With ML Kit's GenAI Prompt API, you can send natural language requests on-device to Gemini Nano. GenAI Prompt API accepts either a text input or a combined image and text input, and emits text output.
You can use GenAI Prompt API for a variety of use cases, including the following:
Use case |
Example |
Image understanding |
Analyzing photos for classification, such as "pets", "food", or "travel". |
Short translations |
Translating short messages between a delivery driver and customer. |
Guided summarization |
Summarizing reviews of a restaurant based on a user's specific interest. |
Entity extraction |
Extracting important details about an upcoming event from an email thread. |
Content generation inspiration |
Suggesting prompts for a journal entry. |
Intelligent document scanning |
Extracting and categorizing items from a receipt image. |
Text classification |
Classifying customer reviews into a positive, neutral, or negative category. |
Prompt API versus feature-specific APIs
The existing ML Kit GenAI APIs support the Summarization, Proofreading, Rewriting, and Image Description use cases, which Prompt API also supports.
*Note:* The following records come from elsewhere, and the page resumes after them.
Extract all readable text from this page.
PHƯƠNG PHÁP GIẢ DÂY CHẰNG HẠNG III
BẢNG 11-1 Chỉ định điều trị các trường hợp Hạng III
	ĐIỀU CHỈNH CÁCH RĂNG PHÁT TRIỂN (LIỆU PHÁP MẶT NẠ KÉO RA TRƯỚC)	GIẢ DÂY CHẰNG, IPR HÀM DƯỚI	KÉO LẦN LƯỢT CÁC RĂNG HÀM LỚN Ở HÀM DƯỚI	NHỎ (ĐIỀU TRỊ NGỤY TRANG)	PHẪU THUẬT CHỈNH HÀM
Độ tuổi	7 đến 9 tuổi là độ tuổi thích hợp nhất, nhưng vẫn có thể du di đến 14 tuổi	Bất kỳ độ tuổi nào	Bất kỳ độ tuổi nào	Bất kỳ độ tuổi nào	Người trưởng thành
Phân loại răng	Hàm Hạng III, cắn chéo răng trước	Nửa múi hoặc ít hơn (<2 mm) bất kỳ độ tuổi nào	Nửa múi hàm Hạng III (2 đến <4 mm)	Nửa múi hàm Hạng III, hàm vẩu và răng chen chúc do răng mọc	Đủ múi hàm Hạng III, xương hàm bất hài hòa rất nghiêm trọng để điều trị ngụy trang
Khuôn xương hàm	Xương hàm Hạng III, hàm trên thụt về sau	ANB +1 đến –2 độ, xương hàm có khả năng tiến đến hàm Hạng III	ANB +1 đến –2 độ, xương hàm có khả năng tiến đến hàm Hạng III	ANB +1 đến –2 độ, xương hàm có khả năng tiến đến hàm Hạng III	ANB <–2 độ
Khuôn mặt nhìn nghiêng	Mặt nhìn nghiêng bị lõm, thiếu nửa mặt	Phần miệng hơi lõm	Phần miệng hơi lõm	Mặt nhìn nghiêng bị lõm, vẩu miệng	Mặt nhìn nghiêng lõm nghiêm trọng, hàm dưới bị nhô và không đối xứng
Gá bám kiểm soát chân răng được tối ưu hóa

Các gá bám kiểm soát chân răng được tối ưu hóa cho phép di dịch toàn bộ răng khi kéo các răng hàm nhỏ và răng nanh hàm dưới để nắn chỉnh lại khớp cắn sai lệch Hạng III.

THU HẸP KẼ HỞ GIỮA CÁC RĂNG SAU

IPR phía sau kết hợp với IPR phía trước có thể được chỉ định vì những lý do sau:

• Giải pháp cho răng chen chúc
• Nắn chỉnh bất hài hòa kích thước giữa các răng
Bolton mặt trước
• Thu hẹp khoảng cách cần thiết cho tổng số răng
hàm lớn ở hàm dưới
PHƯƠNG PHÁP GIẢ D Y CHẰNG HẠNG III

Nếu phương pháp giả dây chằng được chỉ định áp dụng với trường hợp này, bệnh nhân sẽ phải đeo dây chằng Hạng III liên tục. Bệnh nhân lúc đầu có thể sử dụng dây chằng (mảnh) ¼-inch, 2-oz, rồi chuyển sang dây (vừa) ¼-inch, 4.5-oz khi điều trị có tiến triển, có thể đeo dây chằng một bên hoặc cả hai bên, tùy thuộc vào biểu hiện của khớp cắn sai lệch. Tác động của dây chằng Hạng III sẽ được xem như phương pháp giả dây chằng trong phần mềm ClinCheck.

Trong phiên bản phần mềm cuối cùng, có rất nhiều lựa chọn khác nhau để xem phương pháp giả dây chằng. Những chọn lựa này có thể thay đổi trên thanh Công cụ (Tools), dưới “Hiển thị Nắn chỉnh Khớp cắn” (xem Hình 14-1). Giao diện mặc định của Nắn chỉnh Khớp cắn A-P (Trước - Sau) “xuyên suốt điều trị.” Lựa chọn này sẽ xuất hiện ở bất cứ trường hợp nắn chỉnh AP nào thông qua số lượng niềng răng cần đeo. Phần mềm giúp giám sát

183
The following table outlines the benefits of each:
Consideration |
Prompt API |
Feature-specific APIs |
Integration effort |
High. Requires more effort to implement, due to prompt engineering and quality assurance. |
Low. Requires less effort, as these APIs are already fine-tuned for specific use cases. No need to work directly with the LLM. |
Flexibility |
More flexibility, as you can custom engineer the prompt. |
Less flexibility. Each API has fixed fine-tuning and a built-in prompt that has the following characteristics:
|
As a general rule, use Prompt API when you need more customization and flexibility, and use the feature-specific APIs for standard tasks that don't require complex logic.